So I started again …

 

Not the best of the reason to start blogging again. But I really needed someone to listen to me.

Right now, I just don’t want anybody to come and read these posts so friends I am thinking of blocking the followers.

No comments please … just read it and forget it …  don’t ask questions.

thanks

Things we lost in conversation !!

 

Have you ever been through hell !! I just did and yes it is painful to the extent. Every nonsense that you think should not come to your mind, it comes as you think of it.

Its strange how easy it is, to be thought like someone you never are, how small things said and done, rippled like tsunamis in your mind, destroying all the things you made out of love. Good things is these are all thoughts and a ray of light convince you that things will be alright.

One of the important lessons learnt out of this passage through hell is that you really don’t need words to express feelings, so don’t ask for it, just hope that things will be alright.
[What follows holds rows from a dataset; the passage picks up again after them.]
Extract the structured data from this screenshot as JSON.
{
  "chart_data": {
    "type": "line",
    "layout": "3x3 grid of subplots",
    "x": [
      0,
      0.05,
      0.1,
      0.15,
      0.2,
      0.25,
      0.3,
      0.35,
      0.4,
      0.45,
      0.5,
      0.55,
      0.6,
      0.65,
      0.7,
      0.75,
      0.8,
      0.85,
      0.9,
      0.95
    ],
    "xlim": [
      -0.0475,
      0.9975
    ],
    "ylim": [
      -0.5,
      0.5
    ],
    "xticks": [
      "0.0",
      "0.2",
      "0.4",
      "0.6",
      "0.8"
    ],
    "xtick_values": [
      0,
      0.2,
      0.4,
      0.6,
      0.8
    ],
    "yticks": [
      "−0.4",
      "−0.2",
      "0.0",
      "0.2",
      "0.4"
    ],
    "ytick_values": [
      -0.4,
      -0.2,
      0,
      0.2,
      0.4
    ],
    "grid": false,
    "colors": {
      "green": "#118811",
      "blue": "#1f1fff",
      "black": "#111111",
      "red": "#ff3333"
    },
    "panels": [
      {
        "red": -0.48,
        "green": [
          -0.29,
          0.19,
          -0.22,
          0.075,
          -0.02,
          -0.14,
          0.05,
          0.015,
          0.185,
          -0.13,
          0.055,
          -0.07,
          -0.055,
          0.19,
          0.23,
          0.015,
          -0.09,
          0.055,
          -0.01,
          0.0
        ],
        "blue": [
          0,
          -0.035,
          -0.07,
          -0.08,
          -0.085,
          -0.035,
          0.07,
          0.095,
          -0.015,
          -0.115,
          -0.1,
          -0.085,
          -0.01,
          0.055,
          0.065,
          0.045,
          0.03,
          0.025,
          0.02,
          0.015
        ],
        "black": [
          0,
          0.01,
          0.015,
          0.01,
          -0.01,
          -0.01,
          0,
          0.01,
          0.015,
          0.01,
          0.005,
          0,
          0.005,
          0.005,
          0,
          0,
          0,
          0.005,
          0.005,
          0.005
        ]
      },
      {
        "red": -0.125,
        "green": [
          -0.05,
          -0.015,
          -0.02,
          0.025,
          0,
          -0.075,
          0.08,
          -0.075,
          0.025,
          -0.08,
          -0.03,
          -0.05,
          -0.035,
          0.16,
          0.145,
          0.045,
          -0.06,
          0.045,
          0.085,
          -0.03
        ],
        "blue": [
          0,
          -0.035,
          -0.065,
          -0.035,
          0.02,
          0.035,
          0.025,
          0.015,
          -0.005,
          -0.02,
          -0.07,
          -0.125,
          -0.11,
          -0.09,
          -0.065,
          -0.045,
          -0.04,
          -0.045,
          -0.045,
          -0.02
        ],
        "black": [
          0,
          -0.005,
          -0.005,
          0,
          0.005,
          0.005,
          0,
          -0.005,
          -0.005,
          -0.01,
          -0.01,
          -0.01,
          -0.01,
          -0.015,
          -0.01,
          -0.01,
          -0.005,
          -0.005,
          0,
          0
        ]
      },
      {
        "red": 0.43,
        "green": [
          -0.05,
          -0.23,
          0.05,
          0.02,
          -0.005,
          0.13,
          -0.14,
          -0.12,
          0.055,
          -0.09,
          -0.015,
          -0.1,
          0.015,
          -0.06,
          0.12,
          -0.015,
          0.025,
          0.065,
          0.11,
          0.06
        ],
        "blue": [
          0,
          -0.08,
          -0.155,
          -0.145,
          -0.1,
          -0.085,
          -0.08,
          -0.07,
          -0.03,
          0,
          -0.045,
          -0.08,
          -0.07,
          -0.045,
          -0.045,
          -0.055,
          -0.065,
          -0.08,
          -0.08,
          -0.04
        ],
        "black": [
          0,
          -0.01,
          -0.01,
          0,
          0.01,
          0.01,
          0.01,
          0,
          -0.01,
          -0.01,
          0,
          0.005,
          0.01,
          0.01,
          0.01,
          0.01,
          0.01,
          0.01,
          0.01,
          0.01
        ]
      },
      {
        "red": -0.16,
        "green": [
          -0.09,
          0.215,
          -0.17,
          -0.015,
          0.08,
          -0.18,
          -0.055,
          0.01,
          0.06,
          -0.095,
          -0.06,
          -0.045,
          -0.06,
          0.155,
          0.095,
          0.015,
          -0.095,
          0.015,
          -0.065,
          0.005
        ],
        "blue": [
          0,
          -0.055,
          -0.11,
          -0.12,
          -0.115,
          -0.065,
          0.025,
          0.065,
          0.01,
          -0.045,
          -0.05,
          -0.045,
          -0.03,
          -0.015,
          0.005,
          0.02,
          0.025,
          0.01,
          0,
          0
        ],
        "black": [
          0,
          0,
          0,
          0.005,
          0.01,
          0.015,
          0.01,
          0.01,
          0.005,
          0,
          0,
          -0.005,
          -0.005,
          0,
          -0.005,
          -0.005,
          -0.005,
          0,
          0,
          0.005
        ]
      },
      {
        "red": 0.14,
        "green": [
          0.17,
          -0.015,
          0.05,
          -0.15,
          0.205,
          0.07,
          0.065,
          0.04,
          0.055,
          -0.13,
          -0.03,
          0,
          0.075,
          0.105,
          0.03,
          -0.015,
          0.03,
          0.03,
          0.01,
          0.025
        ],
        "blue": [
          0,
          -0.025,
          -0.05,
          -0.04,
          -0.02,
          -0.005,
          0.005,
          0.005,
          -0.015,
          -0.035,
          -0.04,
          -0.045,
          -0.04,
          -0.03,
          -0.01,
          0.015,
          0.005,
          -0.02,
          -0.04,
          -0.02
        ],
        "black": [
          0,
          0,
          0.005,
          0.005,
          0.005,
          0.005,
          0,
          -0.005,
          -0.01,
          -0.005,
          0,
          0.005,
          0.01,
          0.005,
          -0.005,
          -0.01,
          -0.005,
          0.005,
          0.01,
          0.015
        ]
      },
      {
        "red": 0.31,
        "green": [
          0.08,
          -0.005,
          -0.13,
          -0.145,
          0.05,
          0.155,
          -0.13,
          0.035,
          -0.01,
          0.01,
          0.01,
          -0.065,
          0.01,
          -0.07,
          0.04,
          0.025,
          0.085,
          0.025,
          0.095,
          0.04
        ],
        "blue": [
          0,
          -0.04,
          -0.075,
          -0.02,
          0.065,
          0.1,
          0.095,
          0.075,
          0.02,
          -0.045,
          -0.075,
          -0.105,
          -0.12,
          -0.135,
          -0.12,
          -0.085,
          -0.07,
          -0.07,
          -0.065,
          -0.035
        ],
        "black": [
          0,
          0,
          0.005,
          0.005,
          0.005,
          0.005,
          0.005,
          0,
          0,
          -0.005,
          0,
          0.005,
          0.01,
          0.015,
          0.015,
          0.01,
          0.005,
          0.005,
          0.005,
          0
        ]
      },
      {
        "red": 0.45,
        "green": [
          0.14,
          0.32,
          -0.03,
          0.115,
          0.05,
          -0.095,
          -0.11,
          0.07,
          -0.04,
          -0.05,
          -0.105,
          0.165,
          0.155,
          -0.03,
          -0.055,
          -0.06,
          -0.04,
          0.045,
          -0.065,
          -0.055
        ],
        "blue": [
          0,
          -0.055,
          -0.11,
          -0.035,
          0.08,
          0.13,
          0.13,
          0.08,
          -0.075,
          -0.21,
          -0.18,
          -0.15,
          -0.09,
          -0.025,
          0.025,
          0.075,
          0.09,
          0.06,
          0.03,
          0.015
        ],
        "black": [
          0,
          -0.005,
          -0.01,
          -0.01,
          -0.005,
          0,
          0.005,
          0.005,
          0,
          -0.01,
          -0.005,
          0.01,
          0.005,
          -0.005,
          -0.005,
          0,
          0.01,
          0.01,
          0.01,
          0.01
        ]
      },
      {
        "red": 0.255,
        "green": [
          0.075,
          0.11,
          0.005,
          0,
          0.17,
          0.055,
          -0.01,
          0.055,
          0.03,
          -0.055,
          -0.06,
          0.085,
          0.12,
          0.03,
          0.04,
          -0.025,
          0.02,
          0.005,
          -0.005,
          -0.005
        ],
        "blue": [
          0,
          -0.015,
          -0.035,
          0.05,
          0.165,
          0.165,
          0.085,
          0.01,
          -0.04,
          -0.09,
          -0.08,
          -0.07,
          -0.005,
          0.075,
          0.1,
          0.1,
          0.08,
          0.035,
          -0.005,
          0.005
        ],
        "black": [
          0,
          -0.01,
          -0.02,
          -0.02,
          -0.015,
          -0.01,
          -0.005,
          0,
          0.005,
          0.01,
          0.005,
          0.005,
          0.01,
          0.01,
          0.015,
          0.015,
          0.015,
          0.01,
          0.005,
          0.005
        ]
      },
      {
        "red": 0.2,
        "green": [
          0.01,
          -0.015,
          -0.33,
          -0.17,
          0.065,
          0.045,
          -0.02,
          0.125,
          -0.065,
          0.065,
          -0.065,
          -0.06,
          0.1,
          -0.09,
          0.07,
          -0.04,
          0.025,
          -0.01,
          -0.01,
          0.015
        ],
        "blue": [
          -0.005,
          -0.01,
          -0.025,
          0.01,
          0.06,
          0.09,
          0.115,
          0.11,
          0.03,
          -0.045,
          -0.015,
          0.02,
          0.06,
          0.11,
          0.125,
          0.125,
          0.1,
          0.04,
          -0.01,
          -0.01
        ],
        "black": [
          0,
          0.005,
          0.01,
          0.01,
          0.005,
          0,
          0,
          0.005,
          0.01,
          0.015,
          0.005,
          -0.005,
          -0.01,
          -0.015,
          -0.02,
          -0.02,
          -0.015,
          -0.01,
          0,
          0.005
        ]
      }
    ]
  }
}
But being human nobody likes uncertainties. To overcome these uncertainties in life humans tends to believe in horoscopes, tarot reading and all.

This is a good sign. it shows that you are recovering. I read somewhere that there is link developed between people when you actually are in relationships, I just hope its true.

I can now just wonder on how things turned out, but its evident now, questioning what just happened is the foolish thing to do. The right thing is to make things okay again, may be things are not that bad as I think. It cant be just like that. It may be easy to say, but I know things are not that bad.

I cried after a long time and I have no one to tell that. Boys does cry.

I am not sure, how confidently I can say this to you again, that I’ll survive whatever happens. I have just seen the trailer of hell and it was painful and made me think things, I never thought I can do.

I don’t know if I am gonna post it. I surely don’t want you to read it soon and you should not read it later. This is not due to you and I don’t expect you to go through what I have gone through.

I am a bit more emotional then I should be, I cant just help sometimes. I deserved it, I believe.

I just wanna say “ I Love You ” … even if this is unsaid so far.  I should have said that before, if it is to be said, don’t know for what I was waiting for.

This is a bad time now for question I was about to ask. I just wanted to ask “Given a chance, given everything will be alright, Will you marry me? Will you spent whole life with me?”… I think of asking it many times, but something was holding me back. Feeling that you need not answer it, feeling that I already know the answer.

I just wanted to ask that before you leave next weekend and I thought may be I’ll ask you this weekend.

The dream I had last night was pushing my emotions to ask it that time, but I thought let not just do it now and give you another thoughtful sleepless night.

With this state of my mind, I cant think how will you react now. I know you are angry at me, just hope not that bad as I am thinking. But you are angry enough to reply harshly to me, on mails I just sent out of emotions Sad smile… hoping it will soothe things down. Just things are not in tandem, not working for me today.

I already have few things that I think I’ll repent all my life, that I have acted differently and it pains every time I think of those, But do I had the options??. I just don’t want to add more things to it, I try hard, I am trying hard and I’ll try hard.

If you read it somehow, believe me you are not one of the audience at the moment, If I wanted to I could have mailed you all this.

This post is a messs !!!

but I Love You … and I want to say it to you looking in your eyes, holding your hand.